CATANZARO, 7 giugno 2018 – Si irrigidisce lo scontro tra i laboratori privati accreditati e il commissario al piano di rientro della sanità calabrese, Massimo Scura, dopo l’entrata in vigore dei decreti commissariali 72 e 87. Le strutture, dal 4 giugno, hanno deciso di erogare le prestazioni esclusivamente a pagamento, una serrata che il commissario giudica senza mezzi termini come un’iniziativa “mossa da interessi economici personali”.
Ai microfoni di CalabriaMagnifica.it, Scura ha dichiarato: “Questa serrata è fatta dai laboratori nei confronti dei cittadini, non a favore dei cittadini”.
Interpellato dal nostro direttore Luigi Mussari sulla crescente richiesta, da parte di alcuni esponenti politici e operatori del settore, di un intervento del ministro della Salute per rimuoverlo dall’incarico, Scura ha preferito non entrare nella polemica politica.

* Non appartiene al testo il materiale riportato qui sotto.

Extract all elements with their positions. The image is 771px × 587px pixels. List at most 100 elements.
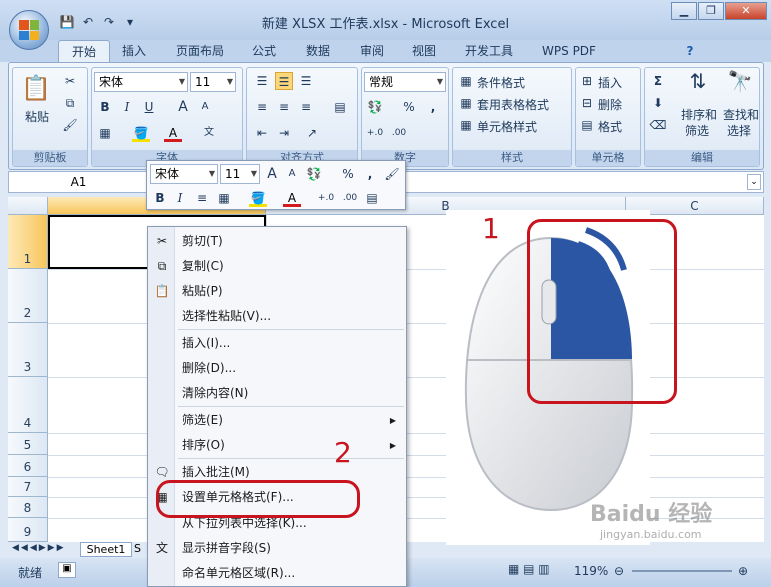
align-right-icon[interactable]: ≡: [297, 98, 315, 116]
context-menu-item[interactable]: 文显示拼音字段(S): [148, 536, 406, 561]
context-menu-item[interactable]: 筛选(E) ▶: [148, 408, 406, 433]
sheet-nav-icons[interactable]: ◀◀◀▶▶▶: [12, 543, 66, 553]
mini-currency-icon[interactable]: 💱: [305, 165, 323, 183]
delete-cells-icon[interactable]: ⊟: [578, 94, 596, 112]
merge-center-icon[interactable]: ▤: [331, 98, 349, 116]
context-menu-item[interactable]: 插入(I)...: [148, 331, 406, 356]
clear-icon[interactable]: ⌫: [649, 116, 667, 134]
bold-button[interactable]: B: [96, 98, 114, 116]
zoom-in-icon[interactable]: ⊕: [738, 564, 748, 578]
mini-merge-icon[interactable]: ▤: [363, 189, 381, 207]
context-menu-item[interactable]: 排序(O) ▶: [148, 433, 406, 458]
mini-size-select[interactable]: 11 ▼: [220, 164, 260, 184]
expand-formula-bar-icon[interactable]: ⌄: [747, 174, 761, 190]
zoom-out-icon[interactable]: ⊖: [614, 564, 624, 578]
italic-button[interactable]: I: [118, 98, 136, 116]
mini-comma-button[interactable]: ,: [361, 165, 379, 183]
save-icon[interactable]: 💾: [58, 14, 76, 30]
office-button[interactable]: [9, 10, 49, 50]
currency-icon[interactable]: 💱: [366, 98, 384, 116]
context-menu-item[interactable]: 命名单元格区域(R)...: [148, 561, 406, 586]
increase-indent-icon[interactable]: ⇥: [275, 124, 293, 142]
paste-label[interactable]: 粘贴: [25, 108, 49, 125]
context-menu-item[interactable]: 删除(D)...: [148, 356, 406, 381]
comma-button[interactable]: ,: [424, 98, 442, 116]
mini-decrease-decimal-icon[interactable]: .00: [341, 189, 359, 207]
orientation-icon[interactable]: ↗: [303, 124, 321, 142]
find-select-label[interactable]: 查找和: [723, 106, 759, 123]
sort-filter-icon[interactable]: ⇅: [685, 71, 711, 98]
increase-decimal-icon[interactable]: +.0: [366, 124, 384, 142]
mini-increase-decimal-icon[interactable]: +.0: [317, 189, 335, 207]
format-as-table-button[interactable]: 套用表格格式: [477, 96, 549, 113]
format-button[interactable]: 格式: [598, 118, 622, 135]
underline-button[interactable]: U: [140, 98, 158, 116]
paste-icon[interactable]: 📋: [21, 72, 51, 104]
row-header[interactable]: 6: [8, 455, 48, 477]
percent-button[interactable]: %: [400, 98, 418, 116]
minimize-button[interactable]: ▁: [671, 2, 697, 20]
tab-review[interactable]: 审阅: [352, 40, 392, 62]
tab-page-layout[interactable]: 页面布局: [168, 40, 232, 62]
row-header[interactable]: 4: [8, 377, 48, 433]
tab-formulas[interactable]: 公式: [244, 40, 284, 62]
cell-styles-icon[interactable]: ▦: [457, 116, 475, 134]
context-menu-item[interactable]: 📋 粘贴(P): [148, 279, 406, 304]
select-all-corner[interactable]: [8, 197, 48, 215]
font-size-select[interactable]: 11 ▼: [190, 72, 236, 92]
mini-format-painter-icon[interactable]: 🖌: [383, 165, 401, 183]
sheet-tab-sheet1[interactable]: Sheet1: [80, 542, 132, 557]
row-header[interactable]: 2: [8, 269, 48, 323]
fill-color-icon[interactable]: 🪣: [132, 124, 150, 142]
mini-shrink-font-icon[interactable]: A: [283, 165, 301, 183]
fill-icon[interactable]: ⬇: [649, 94, 667, 112]
mini-center-icon[interactable]: ≡: [193, 189, 211, 207]
tab-wps-pdf[interactable]: WPS PDF: [534, 40, 604, 62]
mini-font-color-icon[interactable]: A: [283, 189, 301, 207]
conditional-format-icon[interactable]: ▦: [457, 72, 475, 90]
context-menu-item[interactable]: ✂ 剪切(T): [148, 229, 406, 254]
align-left-icon[interactable]: ≡: [253, 98, 271, 116]
tab-insert[interactable]: 插入: [114, 40, 154, 62]
border-icon[interactable]: ▦: [96, 124, 114, 142]
decrease-decimal-icon[interactable]: .00: [390, 124, 408, 142]
redo-icon[interactable]: ↷: [100, 14, 118, 30]
cell-styles-button[interactable]: 单元格样式: [477, 118, 537, 135]
name-box[interactable]: A1: [9, 172, 149, 192]
tab-data[interactable]: 数据: [298, 40, 338, 62]
zoom-slider[interactable]: [632, 570, 732, 572]
autosum-button[interactable]: Σ: [649, 72, 667, 90]
delete-cells-button[interactable]: 删除: [598, 96, 622, 113]
phonetic-icon[interactable]: 文: [200, 124, 218, 142]
find-select-icon[interactable]: 🔭: [727, 71, 753, 98]
row-header[interactable]: 9: [8, 518, 48, 542]
customize-qat-icon[interactable]: ▾: [121, 14, 139, 30]
align-top-icon[interactable]: ☰: [253, 72, 271, 90]
mini-border-icon[interactable]: ▦: [215, 189, 233, 207]
sheet-tab-next[interactable]: S: [134, 542, 148, 557]
font-name-select[interactable]: 宋体 ▼: [94, 72, 188, 92]
align-bottom-icon[interactable]: ☰: [297, 72, 315, 90]
row-header[interactable]: 1: [8, 215, 48, 269]
format-cells-icon[interactable]: ▤: [578, 116, 596, 134]
tab-developer[interactable]: 开发工具: [456, 40, 522, 62]
mini-font-select[interactable]: 宋体 ▼: [150, 164, 218, 184]
context-menu-item[interactable]: 选择性粘贴(V)...: [148, 304, 406, 329]
tab-home[interactable]: 开始: [58, 40, 110, 62]
tab-view[interactable]: 视图: [404, 40, 444, 62]
close-button[interactable]: ✕: [725, 2, 767, 20]
conditional-format-button[interactable]: 条件格式: [477, 74, 525, 91]
number-format-select[interactable]: 常规 ▼: [364, 72, 446, 92]
format-painter-icon[interactable]: 🖌: [61, 116, 79, 134]
sort-filter-label-2[interactable]: 筛选: [685, 122, 709, 139]
shrink-font-button[interactable]: A: [196, 98, 214, 116]
row-header[interactable]: 7: [8, 477, 48, 497]
copy-icon[interactable]: ⧉: [61, 94, 79, 112]
zoom-level[interactable]: 119%: [574, 564, 608, 578]
font-color-button[interactable]: A: [164, 124, 182, 142]
align-middle-icon[interactable]: ☰: [275, 72, 293, 90]
context-menu-item[interactable]: ⧉ 复制(C): [148, 254, 406, 279]
grow-font-button[interactable]: A: [174, 98, 192, 116]
macro-record-icon[interactable]: ▣: [58, 562, 76, 578]
row-header[interactable]: 5: [8, 433, 48, 455]
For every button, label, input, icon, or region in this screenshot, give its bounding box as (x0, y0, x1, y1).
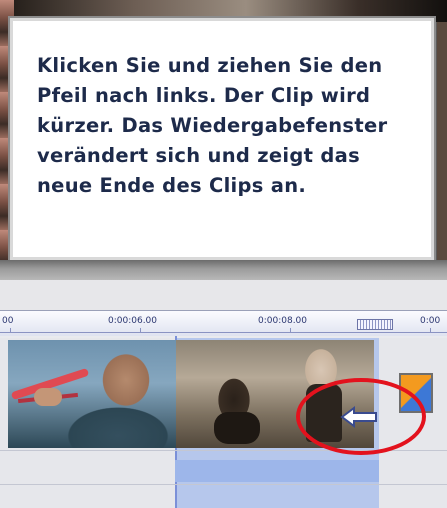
screen: Klicken Sie und ziehen Sie den Pfeil nac… (0, 0, 447, 508)
red-circle-highlight (296, 378, 426, 455)
instruction-line: Klicken Sie und ziehen Sie den (37, 54, 383, 77)
ruler-tick-label: 0:00 (420, 316, 441, 326)
ruler-minor-tick (290, 328, 291, 333)
instruction-line: verändert sich und zeigt das (37, 144, 360, 167)
instruction-line: Pfeil nach links. Der Clip wird (37, 84, 371, 107)
ruler-minor-tick (10, 328, 11, 333)
video-clip-1[interactable] (8, 340, 176, 448)
instruction-callout: Klicken Sie und ziehen Sie den Pfeil nac… (10, 18, 434, 260)
ruler-tick-label: 0:00:08.00 (258, 316, 308, 326)
audio-track-segment[interactable] (175, 460, 379, 482)
playhead-scrubber-handle[interactable] (357, 319, 393, 330)
ruler-minor-tick (430, 328, 431, 333)
track-divider (0, 484, 447, 485)
clip-thumbnail-detail (34, 388, 62, 406)
time-ruler[interactable]: 00 0:00:06.00 0:00:08.00 0:00 (0, 310, 447, 336)
instruction-text: Klicken Sie und ziehen Sie den Pfeil nac… (37, 51, 437, 201)
clip-thumbnail-detail (214, 412, 260, 444)
timeline-panel: 00 0:00:06.00 0:00:08.00 0:00 (0, 310, 447, 508)
ruler-minor-tick (140, 328, 141, 333)
instruction-line: neue Ende des Clips an. (37, 174, 307, 197)
ruler-baseline (0, 332, 447, 333)
instruction-line: kürzer. Das Wiedergabefenster (37, 114, 388, 137)
ruler-tick-label: 0:00:06.00 (108, 316, 158, 326)
app-toolbar-strip (0, 260, 447, 282)
ruler-tick-label: 00 (2, 316, 14, 326)
timeline-header-gap (0, 280, 447, 310)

Ha però colto l’occasione per chiarire il cuore della questione.
“Quello che sfugge alla maggior parte dei cittadini – ha spiegato – è chi realmente stia pagando questa serrata: non chi ha sempre pagato il ticket, che continua a farlo come prima, ma i cittadini esenti, ovvero le fasce più fragili: persone con redditi bassi o colpite da patologie che danno diritto all’esenzione”.
Secondo il commissario, il blocco delle prestazioni convenzionate ha spinto proprio questi cittadini, che prima non sostenevano alcun costo, a dover pagare di tasca propria. “Sono loro ad essere stati vessati – ha affermato – mentre i laboratori continuano comunque a incassare dal sistema sanitario regionale”.
Scura ha rivendicato la scelta operata con i decreti commissariali: “Non sono stati ridotti i fondi destinati alla sanità privata, ma spostati da prestazioni non salvavita – che i cittadini possono sostenere anche privatamente – verso prestazioni salvavita, che altrimenti costringerebbero molti calabresi a spostarsi fuori regione”.
Un’operazione che il commissario definisce “non un diritto, ma un dovere nell’interesse dei cittadini calabresi”.
Il confronto resta aperto, ma Scura insiste su un punto: “Voglio sapere da che parte si sta: dalla parte dei cittadini più sfortunati o da quella di chi pretende soldi?”
Con questa domanda, il commissario rilancia un dibattito destinato a rimanere al centro della scena sanitaria calabrese.